Sanılanın aksine dünya her zaman ataerkil düzene tabii değildi. Yerleşik düzenin ilk dönemlerine kadar anaerkil bir sistem hakimdi. O dönem için iş hayatı demek temel yaşam gereksinimlerini karşılamak yani beslenmekten ibaretti. Ve beslenme konusunda kadının ciddi bir etkisi vardı, bu da dişilliğin saygınlığını arttıran en önemli etkendi. Anaerkil düzende kadınlar hem bireysel hayatları hem de içinde yaşadıkları toplumda rahat ve özgür biçimde söz hakkına sahipti. Hatta lider konumundaydı.
İnsan ırkının ilk yaşam biçimi olan avcı toplayıcı dönemde erkekler de kadınlar da avlanırdı. Antropolojik kaynaklar gösteriyor ki, o dönemde kadınlarla erkeklerin fiziksel olarak büyük farklılıkları yoktu ve dolayısıyla birbirlerine fiziksel güç üzerinden tahakküm kurmuyorlardı. Ne var ki aradaki biyolojik farklılığı yadsıyamayız, kadınlar dişil bir bedene yani doğurganlığa sahip. Fakat o dönemde bu bir zayıflık olarak algılanmamış, aksine 3 boyutlu hayatta dişile güç vermiş.
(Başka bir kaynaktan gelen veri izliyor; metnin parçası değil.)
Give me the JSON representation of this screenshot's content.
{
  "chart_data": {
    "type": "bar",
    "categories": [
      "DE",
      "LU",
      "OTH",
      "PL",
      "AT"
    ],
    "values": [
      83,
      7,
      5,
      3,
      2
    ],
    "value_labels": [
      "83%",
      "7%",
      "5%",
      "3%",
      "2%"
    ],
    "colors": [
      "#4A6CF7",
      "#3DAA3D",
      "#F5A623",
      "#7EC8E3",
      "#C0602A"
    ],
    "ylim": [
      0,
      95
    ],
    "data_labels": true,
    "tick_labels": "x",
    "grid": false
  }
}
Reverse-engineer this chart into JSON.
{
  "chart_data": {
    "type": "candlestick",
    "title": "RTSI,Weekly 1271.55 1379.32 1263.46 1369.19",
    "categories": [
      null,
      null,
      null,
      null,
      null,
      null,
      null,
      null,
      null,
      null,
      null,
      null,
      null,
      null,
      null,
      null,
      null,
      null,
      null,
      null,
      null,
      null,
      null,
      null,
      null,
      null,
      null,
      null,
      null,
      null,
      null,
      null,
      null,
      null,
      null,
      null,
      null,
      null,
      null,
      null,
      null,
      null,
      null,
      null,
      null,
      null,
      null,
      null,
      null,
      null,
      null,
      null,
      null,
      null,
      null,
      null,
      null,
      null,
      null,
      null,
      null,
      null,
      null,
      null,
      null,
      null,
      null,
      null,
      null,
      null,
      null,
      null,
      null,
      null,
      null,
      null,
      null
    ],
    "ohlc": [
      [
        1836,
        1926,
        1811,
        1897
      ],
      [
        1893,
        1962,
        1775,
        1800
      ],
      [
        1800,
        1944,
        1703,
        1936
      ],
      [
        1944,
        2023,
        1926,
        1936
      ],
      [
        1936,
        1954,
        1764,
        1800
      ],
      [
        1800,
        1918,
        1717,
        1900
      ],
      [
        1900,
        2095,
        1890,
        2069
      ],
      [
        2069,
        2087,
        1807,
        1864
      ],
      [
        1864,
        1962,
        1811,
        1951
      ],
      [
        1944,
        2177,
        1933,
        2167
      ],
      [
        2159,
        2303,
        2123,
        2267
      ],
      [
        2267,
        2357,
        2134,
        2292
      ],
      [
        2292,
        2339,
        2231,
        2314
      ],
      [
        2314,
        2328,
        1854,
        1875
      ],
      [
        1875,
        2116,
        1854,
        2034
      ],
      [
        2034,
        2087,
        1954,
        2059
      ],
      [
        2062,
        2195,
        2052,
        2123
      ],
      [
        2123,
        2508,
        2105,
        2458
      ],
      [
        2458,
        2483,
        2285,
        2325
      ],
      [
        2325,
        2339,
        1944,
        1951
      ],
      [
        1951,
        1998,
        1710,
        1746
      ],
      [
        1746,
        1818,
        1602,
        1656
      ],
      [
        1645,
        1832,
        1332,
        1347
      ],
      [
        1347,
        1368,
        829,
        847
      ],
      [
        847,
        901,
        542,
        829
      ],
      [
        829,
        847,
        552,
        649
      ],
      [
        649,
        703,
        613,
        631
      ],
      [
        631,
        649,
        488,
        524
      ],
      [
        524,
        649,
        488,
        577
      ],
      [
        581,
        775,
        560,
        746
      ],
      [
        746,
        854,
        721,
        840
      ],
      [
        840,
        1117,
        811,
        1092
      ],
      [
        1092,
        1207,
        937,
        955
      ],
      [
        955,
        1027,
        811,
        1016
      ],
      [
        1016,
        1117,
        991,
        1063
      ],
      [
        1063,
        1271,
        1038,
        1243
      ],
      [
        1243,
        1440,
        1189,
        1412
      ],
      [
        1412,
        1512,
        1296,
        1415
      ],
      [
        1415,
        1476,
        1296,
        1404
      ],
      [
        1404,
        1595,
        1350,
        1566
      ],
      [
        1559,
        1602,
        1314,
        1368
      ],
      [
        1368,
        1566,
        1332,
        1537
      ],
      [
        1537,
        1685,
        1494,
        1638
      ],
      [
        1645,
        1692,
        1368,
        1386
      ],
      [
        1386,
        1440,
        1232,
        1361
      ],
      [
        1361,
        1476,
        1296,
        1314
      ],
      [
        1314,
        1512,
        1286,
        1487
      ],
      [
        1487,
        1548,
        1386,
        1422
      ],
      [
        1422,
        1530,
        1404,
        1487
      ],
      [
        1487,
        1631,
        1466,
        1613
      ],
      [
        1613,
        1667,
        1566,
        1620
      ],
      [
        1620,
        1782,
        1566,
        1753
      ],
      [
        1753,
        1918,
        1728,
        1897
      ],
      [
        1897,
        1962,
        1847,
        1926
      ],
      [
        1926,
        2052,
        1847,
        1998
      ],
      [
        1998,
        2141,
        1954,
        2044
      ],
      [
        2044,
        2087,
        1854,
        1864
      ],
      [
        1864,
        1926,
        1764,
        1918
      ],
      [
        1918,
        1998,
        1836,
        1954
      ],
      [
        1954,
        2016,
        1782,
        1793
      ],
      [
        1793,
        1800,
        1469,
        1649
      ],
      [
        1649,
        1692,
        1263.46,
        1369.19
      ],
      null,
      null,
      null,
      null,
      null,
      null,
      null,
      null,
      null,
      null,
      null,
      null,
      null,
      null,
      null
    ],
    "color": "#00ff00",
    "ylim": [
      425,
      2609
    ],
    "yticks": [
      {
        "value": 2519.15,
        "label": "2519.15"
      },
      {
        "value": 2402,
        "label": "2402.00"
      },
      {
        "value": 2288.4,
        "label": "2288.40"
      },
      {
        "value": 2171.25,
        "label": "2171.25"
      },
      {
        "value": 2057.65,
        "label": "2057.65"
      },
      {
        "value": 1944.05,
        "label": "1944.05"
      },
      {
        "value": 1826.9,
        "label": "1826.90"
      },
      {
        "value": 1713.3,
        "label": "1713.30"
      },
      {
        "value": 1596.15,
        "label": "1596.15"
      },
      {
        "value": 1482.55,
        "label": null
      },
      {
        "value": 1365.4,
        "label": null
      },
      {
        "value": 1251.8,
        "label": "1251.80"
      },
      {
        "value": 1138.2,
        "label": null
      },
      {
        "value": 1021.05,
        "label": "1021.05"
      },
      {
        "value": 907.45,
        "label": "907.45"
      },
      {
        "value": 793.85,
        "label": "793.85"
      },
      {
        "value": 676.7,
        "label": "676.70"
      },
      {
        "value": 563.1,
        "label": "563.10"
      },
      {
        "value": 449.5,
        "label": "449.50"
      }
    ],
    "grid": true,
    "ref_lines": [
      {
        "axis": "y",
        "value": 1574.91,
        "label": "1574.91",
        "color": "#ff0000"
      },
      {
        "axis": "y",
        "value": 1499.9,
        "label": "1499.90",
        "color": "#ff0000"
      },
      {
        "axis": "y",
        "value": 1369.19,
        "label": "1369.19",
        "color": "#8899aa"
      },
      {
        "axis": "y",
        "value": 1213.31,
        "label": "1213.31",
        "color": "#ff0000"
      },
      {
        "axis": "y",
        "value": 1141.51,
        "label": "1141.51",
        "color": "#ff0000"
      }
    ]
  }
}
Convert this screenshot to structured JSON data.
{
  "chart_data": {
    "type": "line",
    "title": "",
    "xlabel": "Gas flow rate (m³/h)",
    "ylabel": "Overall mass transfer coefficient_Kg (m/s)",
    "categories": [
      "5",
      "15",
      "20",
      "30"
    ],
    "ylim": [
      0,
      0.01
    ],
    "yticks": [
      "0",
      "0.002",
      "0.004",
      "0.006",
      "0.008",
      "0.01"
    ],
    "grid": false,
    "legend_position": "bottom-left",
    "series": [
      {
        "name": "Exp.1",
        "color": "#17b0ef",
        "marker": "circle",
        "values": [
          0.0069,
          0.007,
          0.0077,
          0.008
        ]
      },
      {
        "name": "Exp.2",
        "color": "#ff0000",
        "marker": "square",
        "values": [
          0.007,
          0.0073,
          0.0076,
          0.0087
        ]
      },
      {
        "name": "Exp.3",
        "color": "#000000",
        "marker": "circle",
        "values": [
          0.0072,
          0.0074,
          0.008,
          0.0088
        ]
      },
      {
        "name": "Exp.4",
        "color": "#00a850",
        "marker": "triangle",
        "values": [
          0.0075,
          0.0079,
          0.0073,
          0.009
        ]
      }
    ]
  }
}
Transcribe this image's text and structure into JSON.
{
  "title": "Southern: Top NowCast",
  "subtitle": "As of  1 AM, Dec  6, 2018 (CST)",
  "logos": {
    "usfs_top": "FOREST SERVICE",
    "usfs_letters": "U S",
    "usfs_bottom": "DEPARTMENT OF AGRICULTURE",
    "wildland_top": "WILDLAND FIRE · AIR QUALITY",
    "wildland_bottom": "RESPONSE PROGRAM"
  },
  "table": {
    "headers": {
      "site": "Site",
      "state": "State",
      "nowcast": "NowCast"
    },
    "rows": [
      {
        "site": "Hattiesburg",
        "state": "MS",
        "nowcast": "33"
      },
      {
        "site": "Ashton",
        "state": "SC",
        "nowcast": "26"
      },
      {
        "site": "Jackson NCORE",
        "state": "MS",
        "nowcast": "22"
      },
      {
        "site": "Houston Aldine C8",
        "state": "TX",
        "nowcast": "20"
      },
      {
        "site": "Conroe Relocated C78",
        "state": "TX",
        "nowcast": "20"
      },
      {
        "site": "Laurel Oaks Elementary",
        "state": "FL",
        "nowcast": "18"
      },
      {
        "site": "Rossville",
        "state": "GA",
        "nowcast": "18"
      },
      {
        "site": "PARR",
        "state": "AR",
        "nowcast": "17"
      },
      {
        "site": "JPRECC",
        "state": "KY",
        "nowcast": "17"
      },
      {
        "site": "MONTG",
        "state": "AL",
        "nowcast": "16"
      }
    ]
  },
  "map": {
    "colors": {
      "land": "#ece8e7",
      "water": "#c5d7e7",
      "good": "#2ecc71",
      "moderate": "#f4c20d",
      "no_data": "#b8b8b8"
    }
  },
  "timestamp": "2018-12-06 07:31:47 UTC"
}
Erkeklerin temel ihtiyaç olan beslenmeye ilişkin aktif olduğu tek alan avlanmakken ve bu garanti bir iş değilken -çünkü av her zaman bulunamaz ya da yakalanamazdı- kadınların sorumlu olduğu alan daha çeşitliydi ve devamlılığa sahipti: Doğadan toplamak. Annelik deneyiminin içinden geçen ve minik bebeğine annelik yapmakta olan kadın, sabit halde yaşayıp ava çıkmazken doğanın verdiklerini topladı. Doğa ana, hayvana nazaran daha bereketli ve devamlılığı olan bir besin kaynağı olduğu için; bunu sağlayan kadın da daha saygın bir konum edindi. Beraberinde tarım toplumuyla tam yerleşik düzene geçmeden önce arada ‘bahçecilik’ denen bir yaşam biçimi vardı; büyük işgücüne gereksinim olmayan, kendi bahçemizde bir şeyler yetiştirmeye benzetebiliriz bu dönemi. Bu dönemde avcılık da devam etti ve bahçecilik düzeninde yine kadının gücü varlığını sürüdürdü. Kırılma ne zaman yaşandı peki? Tarım toplumuyla tam yerleşik düzene geçilmesiyle ataerkil düzenin önünü açıldı.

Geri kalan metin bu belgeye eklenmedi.